Elles ne sont pas seulement admises, à titre individuel, par tous les membres de cette collectivité ; mais elles sont la chose du groupe et elles en font l'unité.

Les individus qui la composent se sentent liés les uns aux autres, par cela seul qu'ils ont une foi commune. Une société dont les membres sont unis parce qu'ils se représentent de la même manière le monde sacré et ses rapports avec le monde profane, et parce qu'ils traduisent cette représentation commune dans des pratiques identiques, c'est ce qu'on appelle une Église.

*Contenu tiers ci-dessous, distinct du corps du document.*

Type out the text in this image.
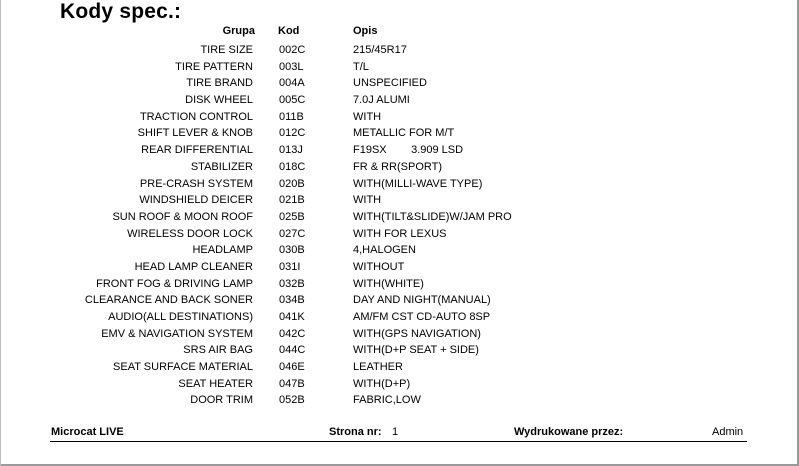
Kody spec.:
Grupa Kod	Opis
TIRE SIZE 002C	215/45R17
TIRE PATTERN 003L	T/L
TIRE BRAND 004A	UNSPECIFIED
DISK WHEEL 005C	7.0J ALUMI
TRACTION CONTROL 011B	WITH
SHIFT LEVER & KNOB 012C	METALLIC FOR M/T
REAR DIFFERENTIAL 013J	F19SX        3.909 LSD
STABILIZER 018C	FR & RR(SPORT)
PRE-CRASH SYSTEM 020B	WITH(MILLI-WAVE TYPE)
WINDSHIELD DEICER 021B	WITH
SUN ROOF & MOON ROOF 025B	WITH(TILT&SLIDE)W/JAM PRO
WIRELESS DOOR LOCK 027C	WITH FOR LEXUS
HEADLAMP 030B	4,HALOGEN
HEAD LAMP CLEANER 031I	WITHOUT
FRONT FOG & DRIVING LAMP 032B	WITH(WHITE)
CLEARANCE AND BACK SONER 034B	DAY AND NIGHT(MANUAL)
AUDIO(ALL DESTINATIONS) 041K	AM/FM CST CD-AUTO 8SP
EMV & NAVIGATION SYSTEM 042C	WITH(GPS NAVIGATION)
SRS AIR BAG 044C	WITH(D+P SEAT + SIDE)
SEAT SURFACE MATERIAL 046E	LEATHER
SEAT HEATER 047B	WITH(D+P)
DOOR TRIM 052B	FABRIC,LOW
Microcat LIVE	Strona nr: 1	Wydrukowane przez:	Admin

Or, nous ne rencontrons pas, dans l'histoire, de religion sans Église. Tantôt l'Église est étroitement nationale, tantôt elle s'étend par-delà les frontières ; tantôt elle comprend un peuple tout entier (Rome, Athènes, le peuple hébreu), tantôt elle n'en comprend qu'une fraction (les sociétés chrétiennes depuis l'avènement du protestantisme) ; tantôt elle est dirigée par un corps de prêtres, tantôt elle est à peu près complètement dénuée de tout organe directeur attitré. Mais partout où nous observons une vie religieuse, elle a pour substrat un groupe défini.

Même les cultes dits privés, comme le culte domestique ou le culte corporatif, satisfont à cette condition ; car ils sont toujours célébrés par une collectivité, la famille ou la corporation.

Et d'ailleurs, de même que ces religions particulières ne sont, le plus souvent, que des formes spéciales d'une religion plus générale qui embrasse la totalité de la vie, ces Églises restreintes ne sont, en réalité, que des chapelles dans une Église plus vaste et qui, en raison même de cette étendue, mérite davantage d'être appelée de ce nom.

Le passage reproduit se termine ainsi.